Антрополог Александр Панченко опубликовал в эстонском издании Postimees текст, посвященный анализу своеобразного культа, выстроенного в современной России вокруг памяти о Великой Отечественной войне.
«…масштабные официальные ритуалы, связанные с памятью о Второй мировой войне, появились в СССР довольно поздно — только в эпоху Брежнева. Государственный проект по созданию развитой системы "советской обрядности" был задуман еще при его предшественнике Хрущеве и с разной степенью успеха воплощался в жизнь на протяжении всех последних советских десятилетий. Однако ритуалы военной памяти даже на этом фоне занимают особое место.
Вероятно, "память о войне" вообще была не столько дополнением, сколько своеобразной антитезой идеологии ожидаемого коммунистического рая. Чем меньше люди верили в наступление "светлого будущего", чем условнее и декоративнее казались им партийные ритуалы, тем больший ореол подлинности окружал праздник 9 Мая и другие военные даты. <…>
В 1990-е годы и коммунистические, и военные обряды и мифы начали, казалось бы, довольно быстро исчезать из публичной жизни российского общества. Вскоре, однако, всё изменилось. Похоже, что Путин в начале своего правления представлял себя кем-то вроде князя Владимира Святославича, которому нужно выбрать и принять новую государственную религию. <…>
Уже не одно тысячелетие люди стараются выстроить со своими умершими предками и родственниками сложную систему ритуальных отношений, одновременно и сохраняющих связи, и проводящих границу между мирами живых и мертвых. Нарушение этих обрядовых норм и практик обычно создает общественную тревогу и растерянность. Поэтому ритуалы коммеморации — коллективного поминовения безымянных жертв войн, геноцида и массовых убийств — остаются значимыми для многих современных культур. И в позднем СССР, и в постсоветских странах эта значимость была вполне очевидной.

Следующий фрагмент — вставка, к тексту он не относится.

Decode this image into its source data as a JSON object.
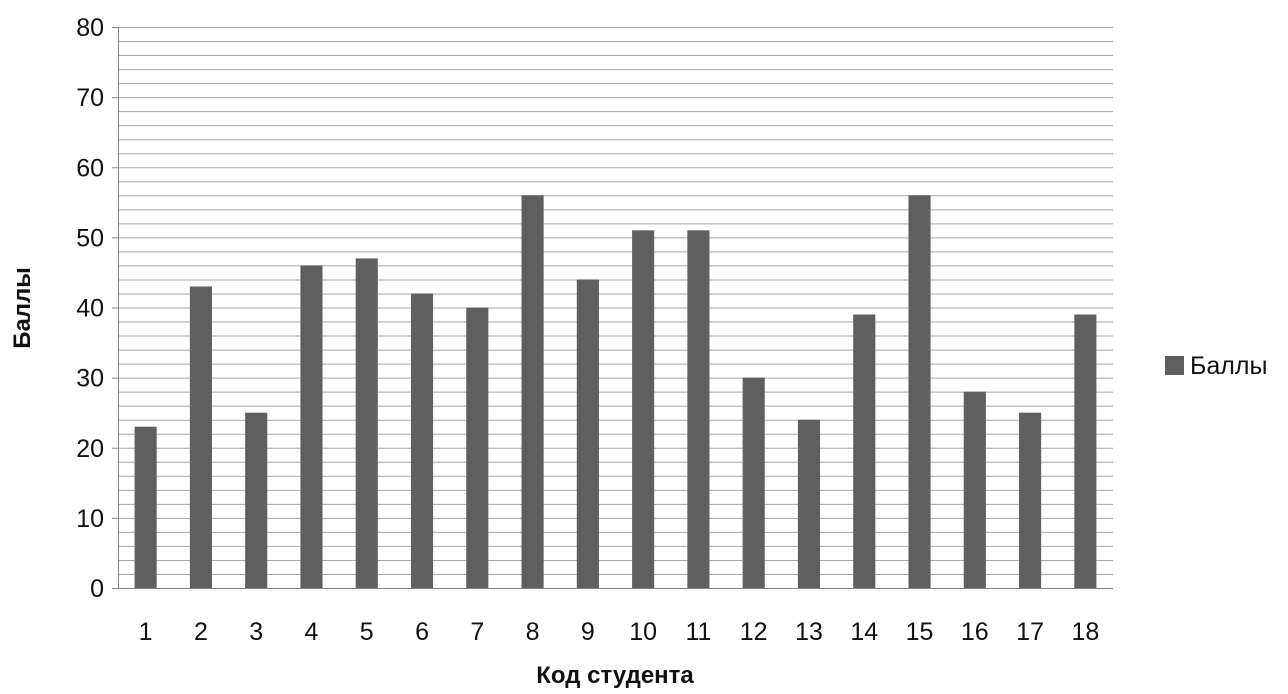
{
  "chart_data": {
    "type": "bar",
    "categories": [
      "1",
      "2",
      "3",
      "4",
      "5",
      "6",
      "7",
      "8",
      "9",
      "10",
      "11",
      "12",
      "13",
      "14",
      "15",
      "16",
      "17",
      "18"
    ],
    "series": [
      {
        "name": "Баллы",
        "values": [
          23,
          43,
          25,
          46,
          47,
          42,
          40,
          56,
          44,
          51,
          51,
          30,
          24,
          39,
          56,
          28,
          25,
          39
        ]
      }
    ],
    "xlabel": "Код студента",
    "ylabel": "Баллы",
    "ylim": [
      0,
      80
    ],
    "yticks": [
      "0",
      "10",
      "20",
      "30",
      "40",
      "50",
      "60",
      "70",
      "80"
    ],
    "minor_grid_step": 2,
    "grid": true,
    "legend_position": "right",
    "colors": {
      "bar": "#5f5f5f",
      "grid": "#a6a6a6",
      "axis": "#868686"
    }
  }
}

Не берусь судить о подлинных побуждениях Путина, его пропагандистов и политтехнологов, однако ясно, что в какой-то момент они осознали потенциал этих обрядов в качестве "точки сборки" российского общества. <…>
Довольно интенсивно "религия победы" использовала и советские художественные и публицистические клише, где фигурировали жестокие и бесчеловечные враги-нацисты, а также их жертвы, расстающиеся с жизнью или жестоко страдающие во имя счастья своего народа и потомков. В результате сложилась довольно стройная ритуально-мифологическая система, чье моральное значение для современных россиян объяснялось и генеалогически — при помощи образа предков, даровавших им возможность жизни, — и за счет конспирологических страхов, трактующих западное общество как постоянную угрозу социальному и моральному облику русских и россиян».